The bristlebills are a genus Bleda of passerine birds in the bulbul family Pycnonotidae. They are found in the forest understorey of western and central Africa. They forage for insects at or near ground-level, often near water. They will follow driver ant swarms to catch prey items fleeing from the ants and they frequently join mixed-species feeding flocks.

They are 18–23 cm long with fairly long, stout bills. The upperparts are mainly green-brown while the underparts are yellow. The birds have whistling songs.

The nest is made of leaves or sticks and built in a shrub or small tree. Two eggs are laid.

Taxonomy
The genus Bleda was introduced in 1857 by the French naturalist Charles Lucien Bonaparte with the red-tailed bristlebill as the type species.

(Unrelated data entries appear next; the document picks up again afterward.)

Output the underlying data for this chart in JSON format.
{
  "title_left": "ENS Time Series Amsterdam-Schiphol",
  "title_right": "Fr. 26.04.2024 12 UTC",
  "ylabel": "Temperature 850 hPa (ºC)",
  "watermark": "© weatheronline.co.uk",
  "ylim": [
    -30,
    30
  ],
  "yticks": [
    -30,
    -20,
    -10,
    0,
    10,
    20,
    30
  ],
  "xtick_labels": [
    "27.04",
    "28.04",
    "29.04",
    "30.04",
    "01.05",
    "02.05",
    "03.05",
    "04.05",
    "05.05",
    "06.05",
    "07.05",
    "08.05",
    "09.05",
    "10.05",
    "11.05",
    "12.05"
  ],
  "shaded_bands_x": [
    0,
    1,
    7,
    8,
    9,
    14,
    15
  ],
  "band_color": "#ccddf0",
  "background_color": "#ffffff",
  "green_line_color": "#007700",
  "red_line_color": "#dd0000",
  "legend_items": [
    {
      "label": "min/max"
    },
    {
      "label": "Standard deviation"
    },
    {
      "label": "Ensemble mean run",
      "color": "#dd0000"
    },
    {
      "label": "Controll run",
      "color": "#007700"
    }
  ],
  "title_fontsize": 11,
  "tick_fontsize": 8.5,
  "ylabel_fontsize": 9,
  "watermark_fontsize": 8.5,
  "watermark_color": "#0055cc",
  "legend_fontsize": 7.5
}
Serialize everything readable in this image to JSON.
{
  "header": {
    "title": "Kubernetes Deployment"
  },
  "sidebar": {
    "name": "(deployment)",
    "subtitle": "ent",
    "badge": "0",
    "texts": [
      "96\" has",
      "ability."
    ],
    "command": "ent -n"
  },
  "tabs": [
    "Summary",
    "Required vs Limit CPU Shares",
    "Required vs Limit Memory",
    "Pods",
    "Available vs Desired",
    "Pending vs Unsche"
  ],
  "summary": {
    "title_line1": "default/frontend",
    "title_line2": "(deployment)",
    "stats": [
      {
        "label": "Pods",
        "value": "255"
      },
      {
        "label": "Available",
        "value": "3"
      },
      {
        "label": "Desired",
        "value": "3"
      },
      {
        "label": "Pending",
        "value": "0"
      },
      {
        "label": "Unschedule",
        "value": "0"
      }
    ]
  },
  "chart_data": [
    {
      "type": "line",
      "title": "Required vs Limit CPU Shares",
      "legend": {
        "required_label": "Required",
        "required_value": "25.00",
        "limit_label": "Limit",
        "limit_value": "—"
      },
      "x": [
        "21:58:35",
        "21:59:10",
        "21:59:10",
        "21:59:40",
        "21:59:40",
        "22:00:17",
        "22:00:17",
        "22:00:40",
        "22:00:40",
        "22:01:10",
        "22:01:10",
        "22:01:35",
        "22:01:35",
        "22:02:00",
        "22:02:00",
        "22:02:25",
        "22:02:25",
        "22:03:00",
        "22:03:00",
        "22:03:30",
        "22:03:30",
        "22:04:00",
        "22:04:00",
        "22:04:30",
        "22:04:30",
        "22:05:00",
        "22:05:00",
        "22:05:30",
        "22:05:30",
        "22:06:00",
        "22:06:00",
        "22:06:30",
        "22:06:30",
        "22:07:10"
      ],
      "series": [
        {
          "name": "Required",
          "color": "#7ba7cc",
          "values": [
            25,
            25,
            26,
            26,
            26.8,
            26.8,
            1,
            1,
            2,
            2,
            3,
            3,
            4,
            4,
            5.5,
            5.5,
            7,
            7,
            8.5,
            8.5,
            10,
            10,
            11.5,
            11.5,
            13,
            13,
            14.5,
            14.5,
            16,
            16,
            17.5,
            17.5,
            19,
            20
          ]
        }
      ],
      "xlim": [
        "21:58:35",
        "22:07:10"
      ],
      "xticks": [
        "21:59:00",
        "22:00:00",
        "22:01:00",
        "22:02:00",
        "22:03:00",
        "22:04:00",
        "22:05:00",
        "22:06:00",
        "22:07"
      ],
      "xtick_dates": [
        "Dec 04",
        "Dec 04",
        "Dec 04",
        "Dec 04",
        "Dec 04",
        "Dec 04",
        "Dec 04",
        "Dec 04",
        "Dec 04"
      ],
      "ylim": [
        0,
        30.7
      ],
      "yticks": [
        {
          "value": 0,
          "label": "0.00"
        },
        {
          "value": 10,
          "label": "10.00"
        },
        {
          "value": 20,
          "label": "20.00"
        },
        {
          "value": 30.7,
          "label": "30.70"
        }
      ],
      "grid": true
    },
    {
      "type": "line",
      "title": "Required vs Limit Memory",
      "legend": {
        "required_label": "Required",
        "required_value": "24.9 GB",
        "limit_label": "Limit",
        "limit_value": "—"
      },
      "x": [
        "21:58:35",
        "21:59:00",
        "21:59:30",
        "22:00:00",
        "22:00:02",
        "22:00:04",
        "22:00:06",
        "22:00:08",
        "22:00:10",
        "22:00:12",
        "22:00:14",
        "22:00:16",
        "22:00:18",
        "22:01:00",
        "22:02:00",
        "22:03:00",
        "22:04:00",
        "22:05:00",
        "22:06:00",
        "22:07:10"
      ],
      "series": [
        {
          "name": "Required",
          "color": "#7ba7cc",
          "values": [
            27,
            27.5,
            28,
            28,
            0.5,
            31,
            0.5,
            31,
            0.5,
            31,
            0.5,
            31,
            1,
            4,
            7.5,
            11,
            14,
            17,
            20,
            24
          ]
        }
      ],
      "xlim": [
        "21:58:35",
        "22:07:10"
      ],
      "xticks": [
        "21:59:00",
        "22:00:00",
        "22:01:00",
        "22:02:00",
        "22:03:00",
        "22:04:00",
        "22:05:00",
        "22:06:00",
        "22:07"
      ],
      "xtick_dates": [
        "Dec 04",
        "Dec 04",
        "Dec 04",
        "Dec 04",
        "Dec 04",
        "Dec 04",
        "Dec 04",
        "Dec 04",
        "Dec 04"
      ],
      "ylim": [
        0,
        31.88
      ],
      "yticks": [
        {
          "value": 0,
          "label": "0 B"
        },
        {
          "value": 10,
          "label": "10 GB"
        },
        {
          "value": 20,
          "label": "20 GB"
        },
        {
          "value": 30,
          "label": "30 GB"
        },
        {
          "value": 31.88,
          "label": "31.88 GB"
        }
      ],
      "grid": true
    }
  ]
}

The genus was named after Bleda, elder brother of Attila and joint ruler of the Huns.

Species
The genus contains five species:
 Red-tailed bristlebill (Bleda syndactylus)
 Green-tailed bristlebill (Bleda eximius)
 Grey-headed bristlebill (Bleda canicapillus)
 Yellow-lored bristlebill (Bleda notatus)
 Yellow-eyed bristlebill (Bleda ugandae)

Former species
Formerly, some authorities also considered the following species (or subspecies) as species within the genus Bleda:
 Kakamega greenbul (as Xenocichla kakamegae)
 Olive-breasted greenbul (as Xenocichla kikuyuensis)
 Mountain greenbul (as Xenocichla nigriceps)
 Black-browed greenbul (as Xenocichla fusciceps)
 Yellow-throated greenbul (as Xenocichla chlorigula)
 Stripe-cheeked greenbul (as Xenocichla milanjensis)
 Stripe-faced greenbul (as Xenocichla striifacies)
 Sjöstedt's greenbul (as Xenocichla clamans)
 Yellow-throated leaflove (as Xenocichla flavicollis)
 Uganda yellow-throated greenbul (as Xenocichla pallidigula)
 Gabon leaflove (as Xenocichla orientalis)
 Placid greenbul (as Xenocichla placida)
 Xavier's greenbul (as Xenocichla Xavieri)
 White-throated greenbul (as Xenocichla albigularis)
 Yellow-streaked greenbul (tenuirostris) (as Xenocichla tenuirostris)
 Sharpe's greenbul (as Bleda alfredi)
 Grey-headed greenbul (as Xenocichla poliocephala)
 Lowland tiny greenbul (as Xenocichla debilis)
 Yellow-bearded greenbul (as Xenocichla olivacea)

References
African Bird club (2006) ABC African Checklist: Passerines Accessed 31/07/07.
Serle, W.; Morel G.J. & Hartwig, W. (1977) Collins Field Guide: Birds of West Africa, HarperCollins.
Sinclair, Ian & Ryan, Peter (2003) Birds of Africa south of the Sahara, Struik, Cape Town.